Microsoft Corp.'s $51 million investment in Groove Networks Inc. will bear more fruit this fall with the release of an integration kit that aims to help users collaborate on team projects.
The companies announced yesterday that Groove's flagship Workspace product is being integrated with Microsoft's SharePoint Team Services, a server-based technology that's being built into a variety of Microsoft products to facilitate collaboration through a team Web site. The SharePoint technology was first made available as a server extension to Microsoft's FrontPage Web authoring tool, and plans call for it to be part of the Windows server operating system by the middle of next year, said SharePoint product manager Trina Seinfeld.
Groove's integration kit, which is expected to be released this fall, will permit users to work off-line and then automatically synchronize their work to the team Web site when they return to a connected state. It also aims to allow users to work securely across company firewalls, so that workers from one company could collaborate with employees from another company. But they must both be running the 24MB Groove Workspace client, said Richard Eckel, a spokesman for Beverly, Mass.,-based Groove.

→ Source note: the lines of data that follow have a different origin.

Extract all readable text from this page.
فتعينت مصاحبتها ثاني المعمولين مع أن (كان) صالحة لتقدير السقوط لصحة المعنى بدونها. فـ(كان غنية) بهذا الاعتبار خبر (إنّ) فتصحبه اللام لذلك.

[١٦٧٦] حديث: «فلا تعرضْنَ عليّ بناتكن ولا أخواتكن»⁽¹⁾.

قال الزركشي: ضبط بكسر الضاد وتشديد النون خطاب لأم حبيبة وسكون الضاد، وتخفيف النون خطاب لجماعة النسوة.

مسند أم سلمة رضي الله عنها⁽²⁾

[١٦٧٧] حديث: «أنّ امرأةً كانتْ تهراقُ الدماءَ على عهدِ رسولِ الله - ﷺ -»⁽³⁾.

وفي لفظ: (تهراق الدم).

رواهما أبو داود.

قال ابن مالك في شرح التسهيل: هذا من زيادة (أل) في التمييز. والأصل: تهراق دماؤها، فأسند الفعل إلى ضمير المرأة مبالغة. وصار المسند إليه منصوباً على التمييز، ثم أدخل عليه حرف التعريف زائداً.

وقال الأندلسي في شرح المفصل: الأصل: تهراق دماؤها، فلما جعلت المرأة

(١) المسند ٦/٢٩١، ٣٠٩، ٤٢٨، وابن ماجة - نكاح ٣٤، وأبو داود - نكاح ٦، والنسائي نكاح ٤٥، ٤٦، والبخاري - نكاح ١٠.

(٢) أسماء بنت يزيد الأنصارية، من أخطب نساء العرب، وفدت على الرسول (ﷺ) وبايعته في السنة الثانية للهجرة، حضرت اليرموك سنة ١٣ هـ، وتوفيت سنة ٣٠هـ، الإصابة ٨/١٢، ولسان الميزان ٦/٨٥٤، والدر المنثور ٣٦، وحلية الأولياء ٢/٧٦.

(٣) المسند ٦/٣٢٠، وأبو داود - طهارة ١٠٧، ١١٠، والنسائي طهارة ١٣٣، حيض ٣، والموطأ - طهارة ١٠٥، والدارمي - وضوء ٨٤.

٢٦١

The standard edition of the Groove Workspace client sells for $49, and the professional edition costs $99. Eckel said it has yet to be determined if there will be a charge for the SharePoint Team Services/Groove Workspace integration kit.
Eckel said that Groove, working with Microsoft, wrote directly to the SharePoint Team Services application programming interfaces (API) to create the code that permits the creation of a one-to-one image of the entire team Web site.
"They're absolutely a dynamic duo. It's a wonderful product match, and they have very complementary capabilities," said Bruce Temkin, an analyst at Forrester Research Inc. in Cambridge, Mass. "But the announcement is ho-hum. It represents almost no commitment on Microsoft's part. The announcement represents some development work that Groove did with some support from Microsoft."
Temkin said that Microsoft has yet to make a commitment to the marketing and sales of the joint product. He labeled the announcement as a "toe dip," adding that "Microsoft ought to incorporate the basic technology into the SharePoint platform."
"At this point, it will only be of interest to people who have committed to Groove and are looking to also tie into SharePoint," he said. "If they have not committed to Groove yet, it has very little impact to them."
Seinfeld said there are many different groups within Microsoft talking to Groove about its peer-to-peer capabilities. "I think you will see more and more ways we're working together with Groove," she predicted.
She added that Microsoft worked with Groove to test the product and make sure developers were writing to the correct APIs. She said the company is also making customers and its field sales personnel aware of the integration kit.
"We encourage partners like Groove to develop on top of our platform," Seinfeld said.